染井吉野に限らず、韓国には日本の伝統は、多くの物が韓国由来だとする風評がある。最近、ソメイヨシノの韓済州島に自生する「王桜」が起源とする風評を韓国の研究者が遺伝子を調べた結果、まったく別物であることを突き止め、韓国の中央日報も記事を出し、また世界的なゲノムンの科学雑誌に投稿して、韓国起源説に終止符がうたれたと言う。 他についても、科学的調査が行われ、日本オリジナルであると明らかにされたものが多々出てきて、日本文化の起源巡る韓国世論に変化の兆しか出ているのでは?とニューズウィークは解説していた。
韓国では日本のソメイヨシノ(写真)と済州島に自生する「王桜」が同種とする「韓国起源説」が主張されてきた
<桜の代表的な品種のソメイヨシノの起源は韓国にあるという「韓国起源説」が、科学的な分析によって否定された。その研究結果自体は日本人にとってはそう目新しいことではないかもしれない。しかし、これを韓国メディアが「起源めぐる110年論争に終止符」と報じ、潔く 「敗北」を認めているのは異例なことだ>
今月13日付の韓国・中央日報は、『済州か日本か...ソメイヨシノ起源めぐる110年論争に終止符』と見出しを取り、韓国の研究チームが行ったゲノム分析の結果を報じた。韓国では、同国の済州島に自生する「王桜(ワンボンナム)」がソメイヨシノの起源であるとする説が広く信じられているが、今回の分析により「済州の王桜と日本のソメイヨシノは明確に異なる別の植物であることが分かった」という。その結果は、世界的な学術誌『ゲノムバイオロジー』9月号に掲載された。
タブー視されてきた「起源」巡る客観的主張
中央日報が言う「110年論争」とは、済州島に住んでいたフランス人神父が1908年に王桜を採取し、それをドイツの学者がソメイヨシノの変種だと報告したとされることが起源説の発端になっていることを指す。
ただ、これにも諸説あり、現在韓国内で支持されているのは、2009年に同国の聯合ニュースが報じた「日帝強制支配期(日韓併合時代)に、日本人が済州島の王桜を改良し、大量増殖した」のが現在の韓国と日本にあるソメイヨシノだというもの。日本がアメリカに贈り、名所になっているワシントンDCのポトマック川の桜並木もその一部だと主張されている。
一方、ソメイヨシノと王桜が異なる種であることは、韓国起源説と関係なく行われてきた数多くの研究で古くから科学的に判明しており、それが韓国を除く世界の常識となっている。
2011年には、韓国人学者自身が、アメリカ農務省のサイトに今回と同じように王桜とソメイヨシノは別種であるという分析結果を発表したこともある。ただし、この説は3年後に当のチョン・ウンジュ博士によって撤回されている。韓国公共放送KBSの取材に対し、同博士は当該の論文は「誤りだった」と述べ、ソメイヨシノの起源は王桜だという論文をあらためて発表することを約束したという。

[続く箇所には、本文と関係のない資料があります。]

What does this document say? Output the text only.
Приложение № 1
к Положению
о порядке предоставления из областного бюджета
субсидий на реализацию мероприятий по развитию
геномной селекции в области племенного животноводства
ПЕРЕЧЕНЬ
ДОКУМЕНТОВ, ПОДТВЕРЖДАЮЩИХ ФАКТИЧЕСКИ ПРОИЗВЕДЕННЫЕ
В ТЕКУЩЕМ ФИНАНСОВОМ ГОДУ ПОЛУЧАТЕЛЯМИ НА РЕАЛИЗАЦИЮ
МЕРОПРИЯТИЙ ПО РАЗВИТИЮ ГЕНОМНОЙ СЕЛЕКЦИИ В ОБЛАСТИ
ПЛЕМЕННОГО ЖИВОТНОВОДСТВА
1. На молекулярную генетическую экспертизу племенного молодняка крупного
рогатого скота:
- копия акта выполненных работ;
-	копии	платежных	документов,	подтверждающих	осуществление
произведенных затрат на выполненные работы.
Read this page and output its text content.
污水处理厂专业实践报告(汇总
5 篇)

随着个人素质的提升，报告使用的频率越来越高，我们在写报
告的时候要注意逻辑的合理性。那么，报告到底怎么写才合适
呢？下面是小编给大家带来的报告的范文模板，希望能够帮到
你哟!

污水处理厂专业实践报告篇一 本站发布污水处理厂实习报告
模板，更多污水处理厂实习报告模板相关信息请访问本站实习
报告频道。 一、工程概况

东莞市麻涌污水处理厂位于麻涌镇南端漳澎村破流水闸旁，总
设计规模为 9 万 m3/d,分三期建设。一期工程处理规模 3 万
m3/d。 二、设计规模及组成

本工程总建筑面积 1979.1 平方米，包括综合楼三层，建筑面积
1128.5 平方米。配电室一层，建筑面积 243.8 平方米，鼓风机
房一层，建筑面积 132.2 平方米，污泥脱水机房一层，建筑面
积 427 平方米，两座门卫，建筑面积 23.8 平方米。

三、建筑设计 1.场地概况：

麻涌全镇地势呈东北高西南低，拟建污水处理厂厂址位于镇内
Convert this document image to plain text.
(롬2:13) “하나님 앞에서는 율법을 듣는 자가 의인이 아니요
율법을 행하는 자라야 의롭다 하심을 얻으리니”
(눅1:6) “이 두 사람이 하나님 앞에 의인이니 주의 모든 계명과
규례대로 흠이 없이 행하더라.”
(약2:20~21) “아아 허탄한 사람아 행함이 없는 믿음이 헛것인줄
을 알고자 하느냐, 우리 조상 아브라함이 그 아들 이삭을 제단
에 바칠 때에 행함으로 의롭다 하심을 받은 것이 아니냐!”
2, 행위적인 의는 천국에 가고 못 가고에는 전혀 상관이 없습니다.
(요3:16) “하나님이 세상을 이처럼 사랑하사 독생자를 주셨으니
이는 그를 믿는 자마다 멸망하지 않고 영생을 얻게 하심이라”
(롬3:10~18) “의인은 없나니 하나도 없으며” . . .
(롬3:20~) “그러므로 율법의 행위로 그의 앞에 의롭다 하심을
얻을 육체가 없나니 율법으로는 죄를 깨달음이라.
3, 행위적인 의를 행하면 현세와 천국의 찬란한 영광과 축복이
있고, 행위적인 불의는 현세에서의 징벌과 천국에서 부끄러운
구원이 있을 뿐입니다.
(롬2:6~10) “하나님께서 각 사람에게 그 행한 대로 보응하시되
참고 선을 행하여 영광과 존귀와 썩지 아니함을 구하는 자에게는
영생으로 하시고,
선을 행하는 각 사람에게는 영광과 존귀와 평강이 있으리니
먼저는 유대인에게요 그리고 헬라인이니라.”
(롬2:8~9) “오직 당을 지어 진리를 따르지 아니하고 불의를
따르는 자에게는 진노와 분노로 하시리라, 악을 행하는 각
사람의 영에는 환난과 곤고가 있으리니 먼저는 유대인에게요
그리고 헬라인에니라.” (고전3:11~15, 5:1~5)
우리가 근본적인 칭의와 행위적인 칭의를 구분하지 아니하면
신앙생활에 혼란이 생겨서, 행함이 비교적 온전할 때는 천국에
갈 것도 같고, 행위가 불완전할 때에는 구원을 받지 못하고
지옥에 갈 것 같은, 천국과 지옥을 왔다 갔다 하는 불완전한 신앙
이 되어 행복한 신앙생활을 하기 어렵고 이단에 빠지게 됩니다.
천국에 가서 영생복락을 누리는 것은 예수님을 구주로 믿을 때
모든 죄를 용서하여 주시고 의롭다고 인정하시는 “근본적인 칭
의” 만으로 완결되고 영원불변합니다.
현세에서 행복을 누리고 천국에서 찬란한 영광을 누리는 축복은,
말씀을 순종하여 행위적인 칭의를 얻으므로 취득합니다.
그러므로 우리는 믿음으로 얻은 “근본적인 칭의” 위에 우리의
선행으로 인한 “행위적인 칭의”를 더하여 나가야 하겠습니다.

ソメイヨシノ以外にも数え切れないほどの韓国起源説が主張されているが、そのほとんどが日本をターゲットにしている。その内訳は「剣道」「茶道」「神社」「日本語」「サッカーファンのごみ拾い」「天皇」「熊本城」など、文化、スポーツ、人物、歴史とあらゆる分野に及ぶ。これに比べて、文化的なつながりが深い隣国中国を含め、日本以外の国に対する起源主張は極めて少ない。
儒教文化の影響が強い韓国では、客観的事実よりも「面子」や「道徳」が優先される傾向にあるという見方もある。そうした文化的背景も、「我が国は日本よりも優れているはずだ」という願望の産物である起源説が、いつの間にか事実として一人歩きすることにつながっているのかもしれない。しかし、今回のソメイヨシノの起源を巡る報道は、「願望」よりも「客観的事実」に寄り添った我々にも馴染みやすい論調だ。反日的な世論、ひいては韓国の文化に、変化が起きている兆候なのかもしれない。